Using the R Package RankingProject to Make Simple Visualizations for Comparing Populations

Developed and presented by Jerzy Wieczorek.


Skill level: Advanced

Duration: 1-2 hours

This course introduces the "RankingProject" package in R, which accompanies "A Primer on Visualizations for Comparing Populations, Including the Issue of Overlapping Confidence Intervals" (Wright, Klein, and Wieczorek, 2018). In comparing a collection of K populations, it is common practice to display K confidence intervals (CIs) for the corresponding population parameters on a single graph. For a pair of CIs that do (or do not) overlap, many viewers find it natural to declare that there is not (or there is) a statistically significant difference between the two corresponding parameters, even though it is well known that this interpretation is not strictly correct.

We will discuss several alternative visualizations designed to help data users avoid this common misinterpretation. CIs for differences from a baseline make the reference population explicit. "Comparison intervals" show a CI for the reference as well as CIs for its difference with other populations. "Shaded columns plots" show the statistical significance of differences directly. Goldstein-Healy adjusted CIs show a confidence level chosen such that overlap (non-overlap) of CIs does indeed imply non-significance (significance) of differences at an "average significance level" across all possible pairwise comparisons. Two-tiered error bars allow us to show several types of CIs at once.

We will justify and recommend use-cases for each of these plots. Finally, we will demonstrate how to produce them in R with the RankingProject package, illustrating its usage on several U.S. Census Bureau datasets with a variety of population types and demographic variables.

Who Should Take this Course?

Data Analysts, Data Scientists and developers who wish to learn more about how to use Census Data with R to create visualizations.

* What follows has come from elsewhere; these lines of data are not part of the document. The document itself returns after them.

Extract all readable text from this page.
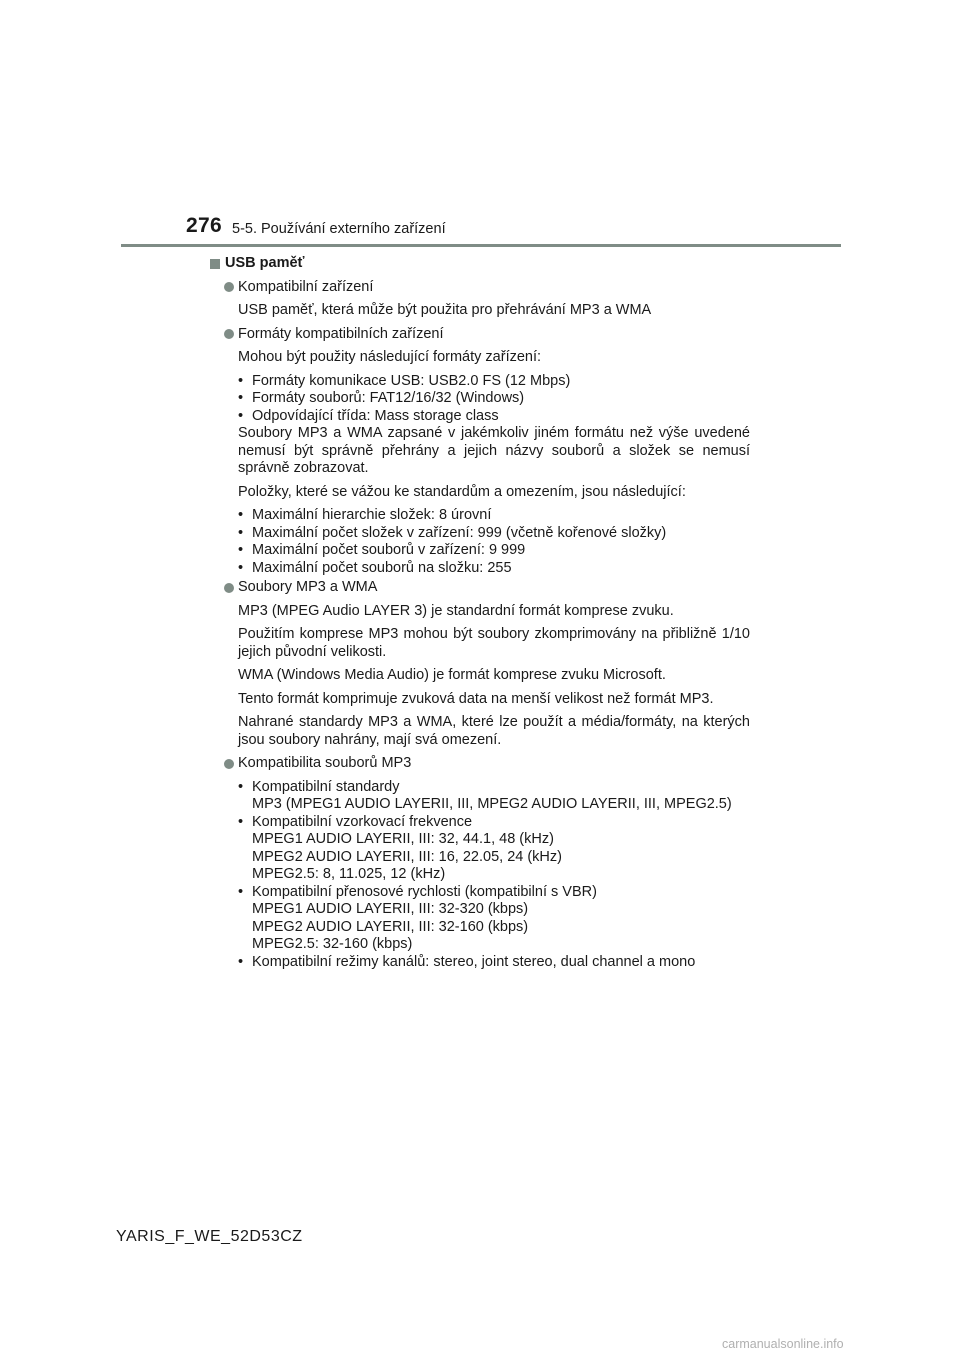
276 5-5. Používání externího zařízení
USB paměť
Kompatibilní zařízení
USB paměť, která může být použita pro přehrávání MP3 a WMA
Formáty kompatibilních zařízení
Mohou být použity následující formáty zařízení:
• Formáty komunikace USB: USB2.0 FS (12 Mbps)
• Formáty souborů: FAT12/16/32 (Windows)
• Odpovídající třída: Mass storage class
Soubory MP3 a WMA zapsané v jakémkoliv jiném formátu než výše uvedené nemusí být správně přehrány a jejich názvy souborů a složek se nemusí správně zobrazovat.
Položky, které se vážou ke standardům a omezením, jsou následující:
• Maximální hierarchie složek: 8 úrovní
• Maximální počet složek v zařízení: 999 (včetně kořenové složky)
• Maximální počet souborů v zařízení: 9 999
• Maximální počet souborů na složku: 255
Soubory MP3 a WMA
MP3 (MPEG Audio LAYER 3) je standardní formát komprese zvuku.
Použitím komprese MP3 mohou být soubory zkomprimovány na přibližně 1/10 jejich původní velikosti.
WMA (Windows Media Audio) je formát komprese zvuku Microsoft.
Tento formát komprimuje zvuková data na menší velikost než formát MP3.
Nahrané standardy MP3 a WMA, které lze použít a média/formáty, na kterých jsou soubory nahrány, mají svá omezení.
Kompatibilita souborů MP3
• Kompatibilní standardy
MP3 (MPEG1 AUDIO LAYERII, III, MPEG2 AUDIO LAYERII, III, MPEG2.5)
• Kompatibilní vzorkovací frekvence
MPEG1 AUDIO LAYERII, III: 32, 44.1, 48 (kHz)
MPEG2 AUDIO LAYERII, III: 16, 22.05, 24 (kHz)
MPEG2.5: 8, 11.025, 12 (kHz)
• Kompatibilní přenosové rychlosti (kompatibilní s VBR)
MPEG1 AUDIO LAYERII, III: 32-320 (kbps)
MPEG2 AUDIO LAYERII, III: 32-160 (kbps)
MPEG2.5: 32-160 (kbps)
• Kompatibilní režimy kanálů: stereo, joint stereo, dual channel a mono
YARIS_F_WE_52D53CZ
carmanualsonline.info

Jerzy Wieczorek is an Assistant Professor of Statistics at Colby College. His research focuses on model selection and assessment, from cross-validation in high-dimensional settings to multiple comparisons-corrected visualization of estimates with uncertainty.

Course Materials

Module 1: Motivations

In this module you will learn about:

  • Motivations
  • Reviewing ranking tables, statistical significance and confidence intervals
  • How to best visualize and analyze ranking tables

Module 2: Visualization

In this module you will learn about:

  • Plotting ranking tables and statistical significance
  • Plotting Comparison intervals
  • The Goldstein-Healy Concept
  • Two-Tiered Confidence Intervals (CIs)

Module 3: R Package Ranking Project

In this module you will learn about:

  • Datasets Structure and Formatting
  • Setting up a Table for Plots of CIs for Differences
  • Cleaning up and Modifying Plots
  • Where to Access the R Package Ranking Project